The end of a marriage brings a firestorm of emotions. It’s not merely the end of a relationship, it’s also the end of a traditional family unit, and the "happily ever after" that many of us spend much of our lives chasing. Grief, anger, and fear come out of nowhere — in family interactions and conversations — and often rock the confidence of an otherwise capable parent, instilling a significant dose of "Mommy Guilt."
I had been a financial advisor for years, and I was well respected for my ability to provide guidance and perspective to clients as they dealt with life transitions. I had the skills, as well as the experience, to negotiate a reasonable divorce settlement for myself as I became a single woman. I purposefully selected the assets that would help support the income I needed right then, along with those that would set the stage for my future. I understood the process of dividing assets and the importance of implementing a balanced financial plan for my future. I should have been among the best prepared for the divorce process: I should have had the perfect divorce, but I didn't.
I remember one day when my 16-year-old son said, "Mom, didn't you read the book, You Don't Matter? Because you don't matter to me!" Those words rolled easily off his lips and landed on me with an avalanche of guilt and self-doubt.
My daughter also shared her less-than-stellar opinions of my mothering. To provide a factual accounting of my deficiencies, she showed me her test results from school, which she claimed showed that when I helped her with her schoolwork, she did poorly; and that when her father helped her study, her grades improved.
It was no surprise that the children's father also fueled my insecurities. He was quick to inform me that the children did not have emotional breakdowns at his house. He went on to suggest that if I was a better mother, there would not be such turmoil in my house. The results were in and they were unanimous: I had failed at being a wife and a mother.
I didn't see it coming: I never imagined that the day would come when I would need to defend my coveted role as a "good mom." I felt that my ex-husband had masterfully targeted me with a litany of parental failures intended to disrupt and destroy my relationships with my children. Was my ability to be an involved, supportive, and loving mother going to be a casualty of my divorce?

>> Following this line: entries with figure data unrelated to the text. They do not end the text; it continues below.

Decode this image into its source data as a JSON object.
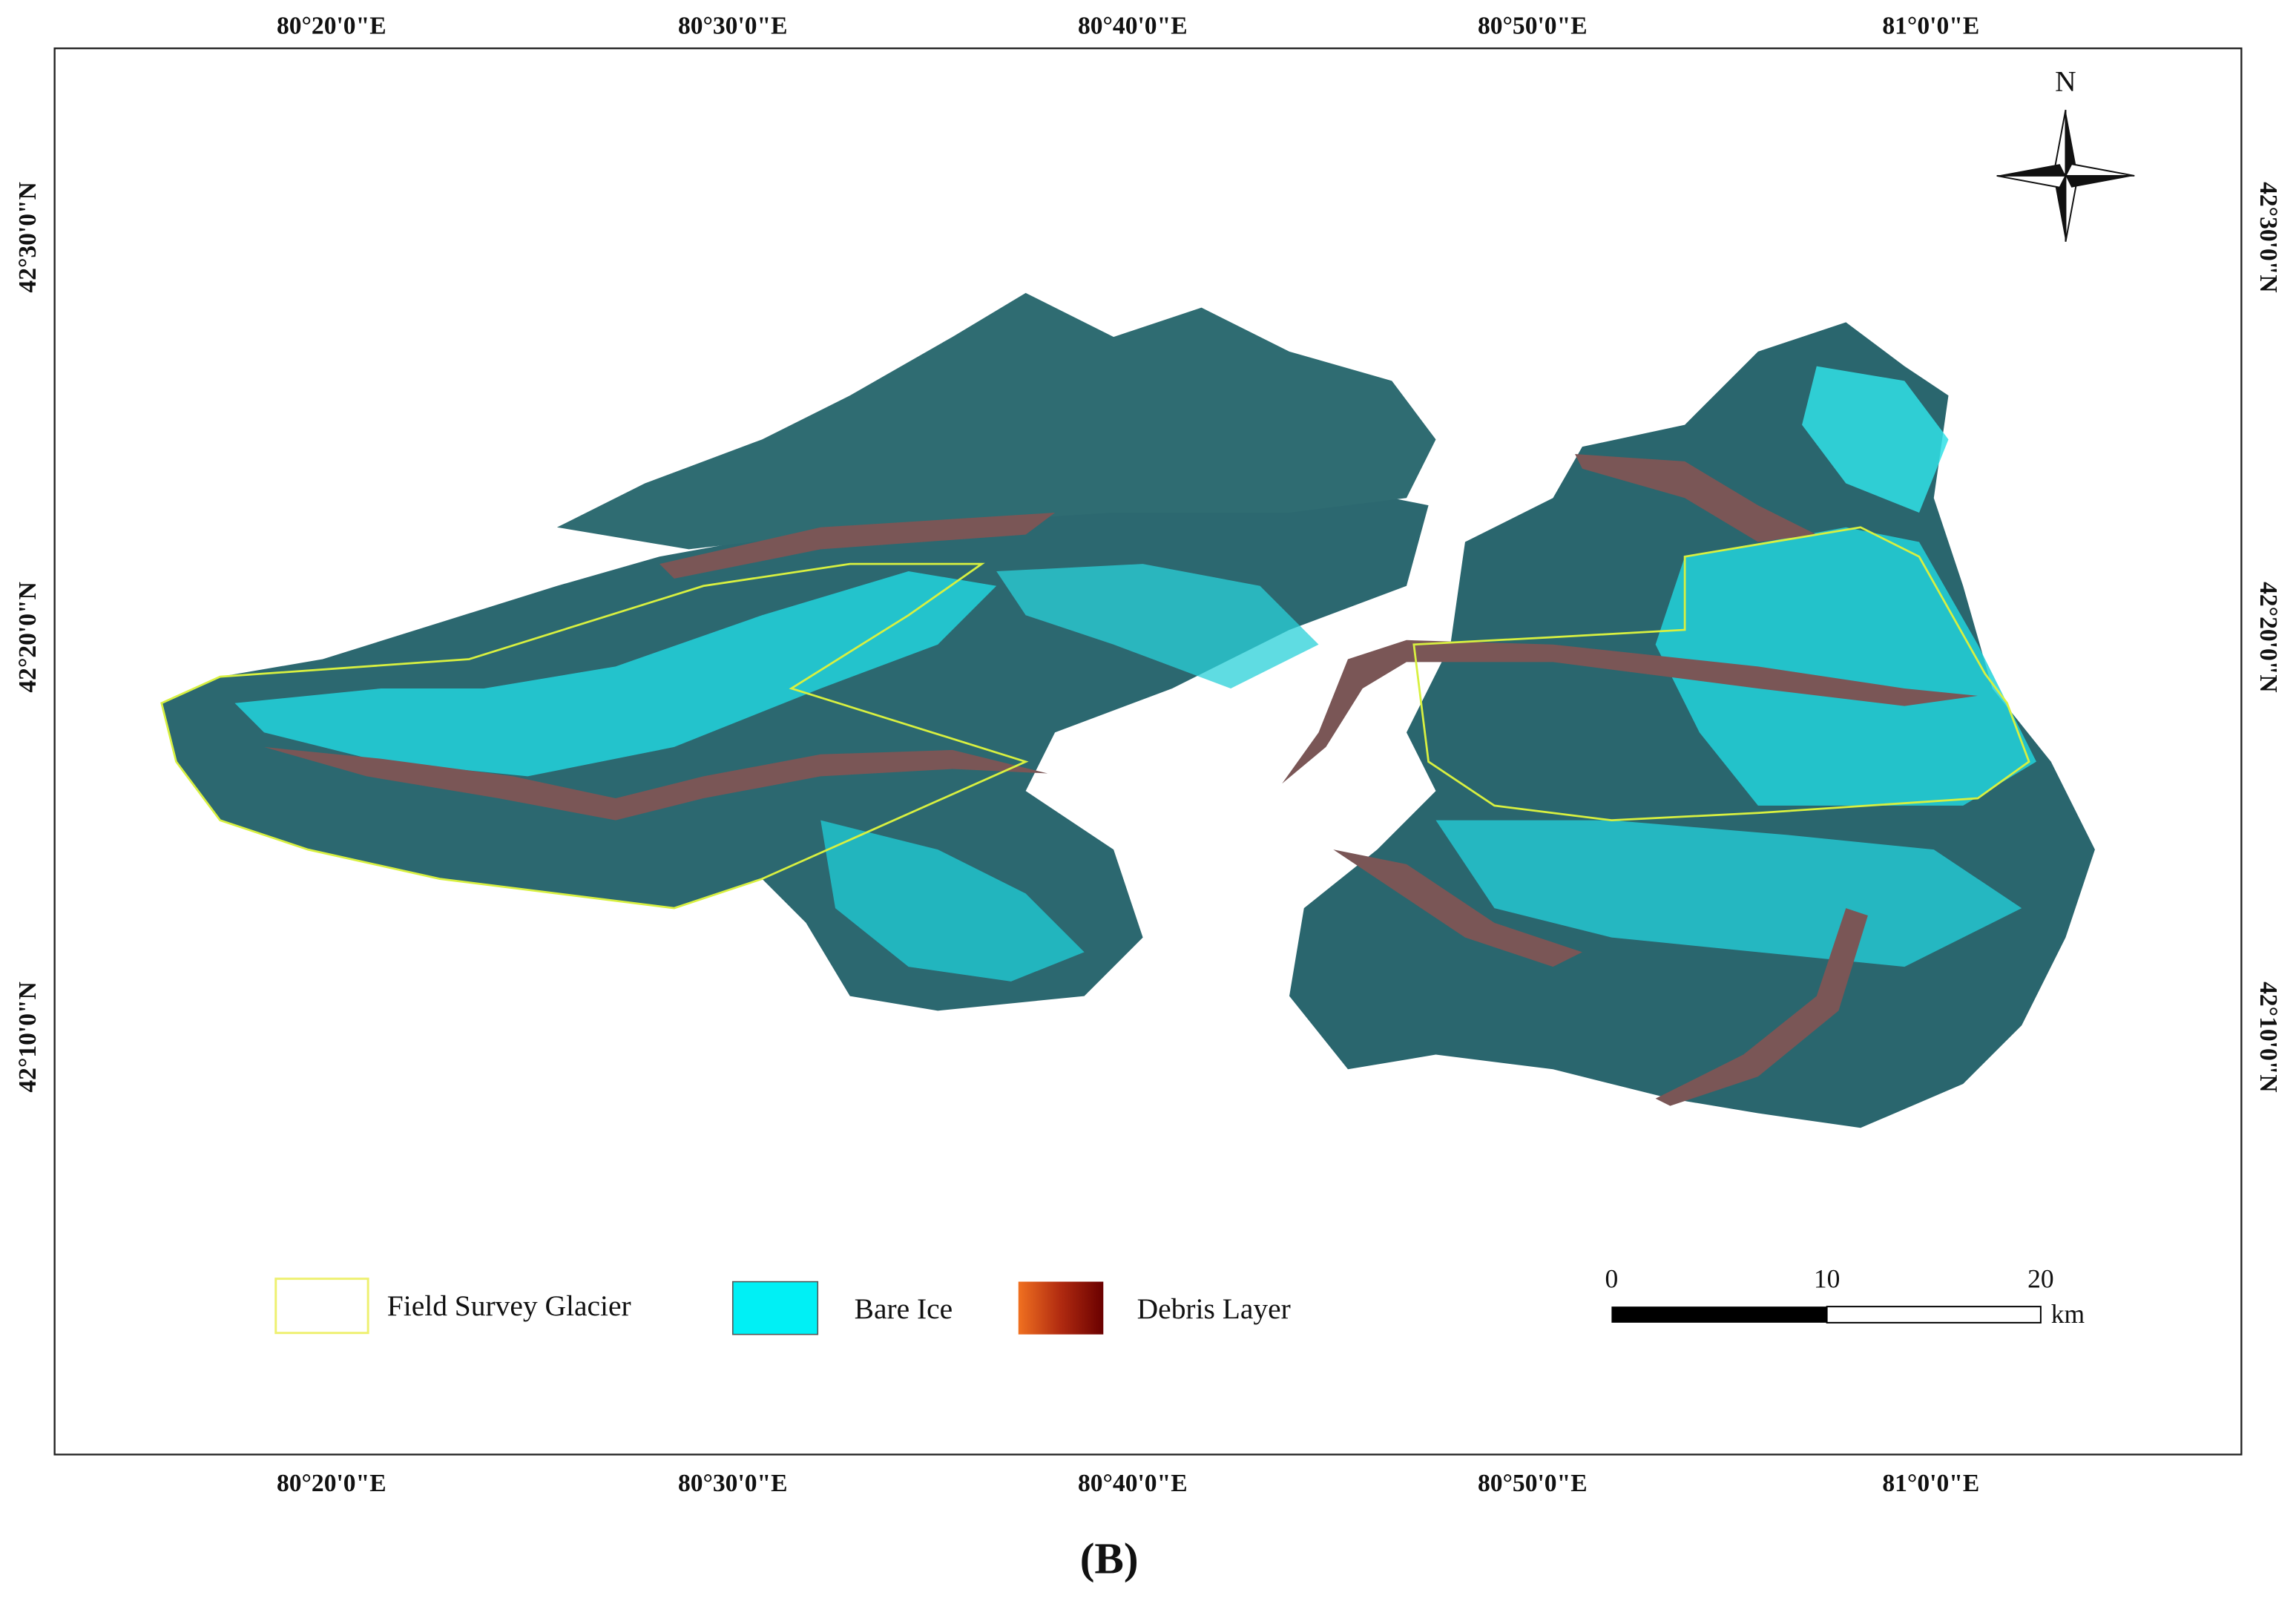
{
  "map": {
    "top_labels": [
      "80°20'0\"E",
      "80°30'0\"E",
      "80°40'0\"E",
      "80°50'0\"E",
      "81°0'0\"E"
    ],
    "bottom_labels": [
      "80°20'0\"E",
      "80°30'0\"E",
      "80°40'0\"E",
      "80°50'0\"E",
      "81°0'0\"E"
    ],
    "left_labels": [
      "42°30'0\"N",
      "42°20'0\"N",
      "42°10'0\"N"
    ],
    "right_labels": [
      "42°30'0\"N",
      "42°20'0\"N",
      "42°10'0\"N"
    ],
    "north": "N",
    "legend": [
      "Field Survey Glacier",
      "Bare Ice",
      "Debris Layer"
    ],
    "scale_bar": {
      "ticks": [
        0,
        10,
        20
      ],
      "unit": "km"
    }
  },
  "caption": "(B)"
}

I thought that I always had good instincts about what my children and I needed to get back to that place of confidence. So, I spoke to them honestly and without blaming their father. I maintained an open heart and an open door to my home. I exercised unimaginable patience and let them grow to a point of maturity where they could see me as the well-intentioned, loving mother that I am.

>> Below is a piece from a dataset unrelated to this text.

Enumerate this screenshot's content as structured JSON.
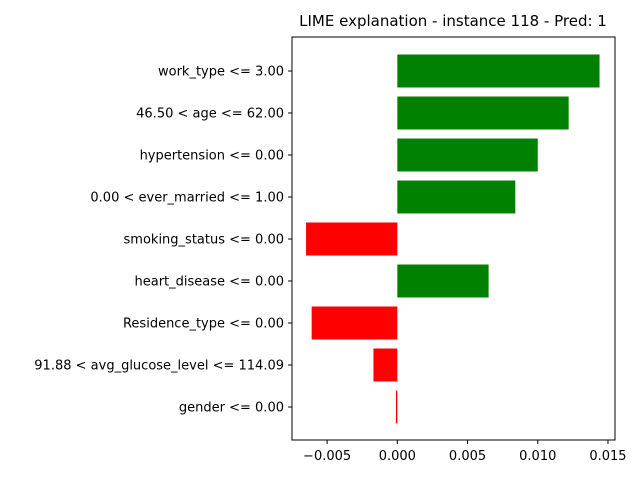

My relationship with my daughter continues to heal. After 10 years, she is able to see the parental manipulation that caused her such pain and anger. She values me as a mother and as a professional woman and actually says that she is proud to have me as her mom! I waited a long time to feel her approval and love. I will wait longer for such accolades from my son, but he has my open heart and my promise to work tirelessly to restore a loving relationship between us.

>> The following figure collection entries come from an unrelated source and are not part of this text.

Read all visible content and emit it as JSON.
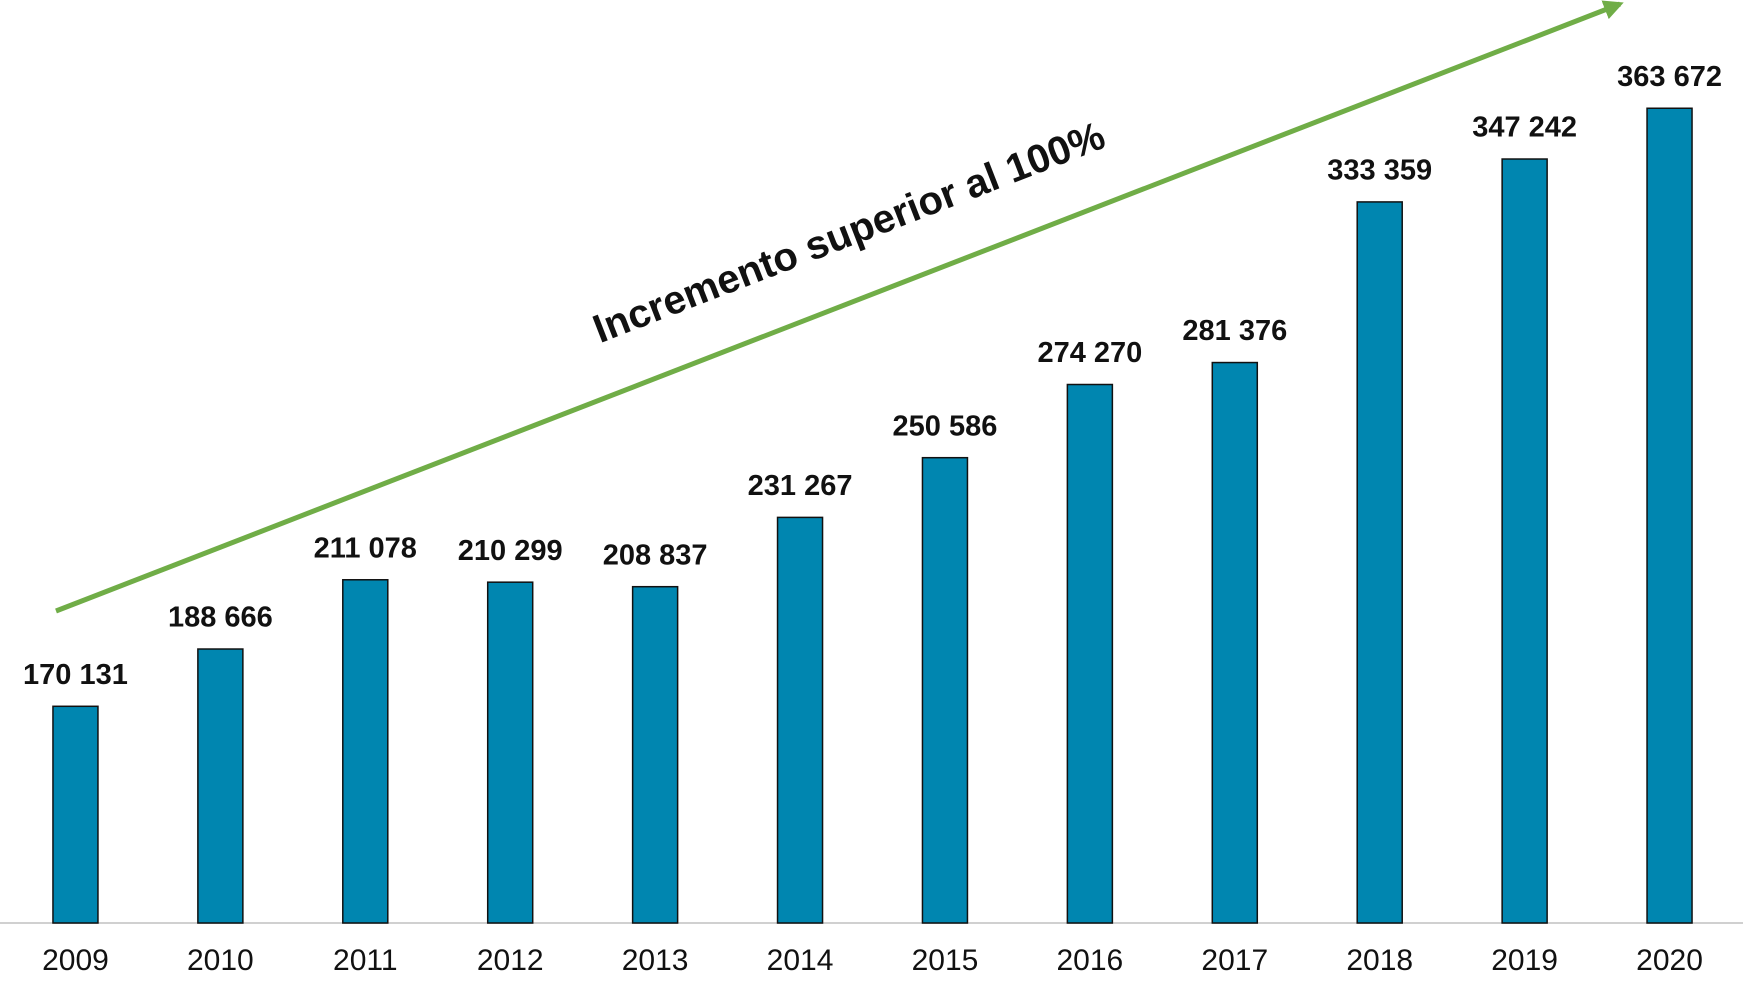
{
  "chart_data": {
    "type": "bar",
    "annotation": "Incremento superior al 100%",
    "annotation_color": "#70ad47",
    "categories": [
      "2009",
      "2010",
      "2011",
      "2012",
      "2013",
      "2014",
      "2015",
      "2016",
      "2017",
      "2018",
      "2019",
      "2020"
    ],
    "values": [
      170131,
      188666,
      211078,
      210299,
      208837,
      231267,
      250586,
      274270,
      281376,
      333359,
      347242,
      363672
    ],
    "value_labels": [
      "170 131",
      "188 666",
      "211 078",
      "210 299",
      "208 837",
      "231 267",
      "250 586",
      "274 270",
      "281 376",
      "333 359",
      "347 242",
      "363 672"
    ],
    "color": "#0086b0",
    "ylim": [
      100000,
      400000
    ]
  }
}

Splitting time between parents can be draining and traumatic — for you and your children — not to mention the strain of living each day with a meager settlement. The emotional healing will take time, but your financial destiny is in your hands.
My divorce gave me a unique perspective on both my professional and personal life. Being prepared financially will help weather any storm. When reconstructing your finances, it is critical to choose the right assets (i.e., income-producing assets to support your standard of living or assets that help secure your future) during the time when you are spending all you earn on divorce proceedings. Many women want the security of the family residence — even when it will severely compromise their ability to succeed.
So, while it’s very difficult when the rest of your life appears to be falling apart, you need to focus on your finances. You will find that there is an incredible peace of mind in having an ally and a plan. I’ve experienced this firsthand and have made it my mission to provide that comfort for others. I talk to my clients about current and future wealth, and I can steady the course in that domain while they work to find their current and future happiness.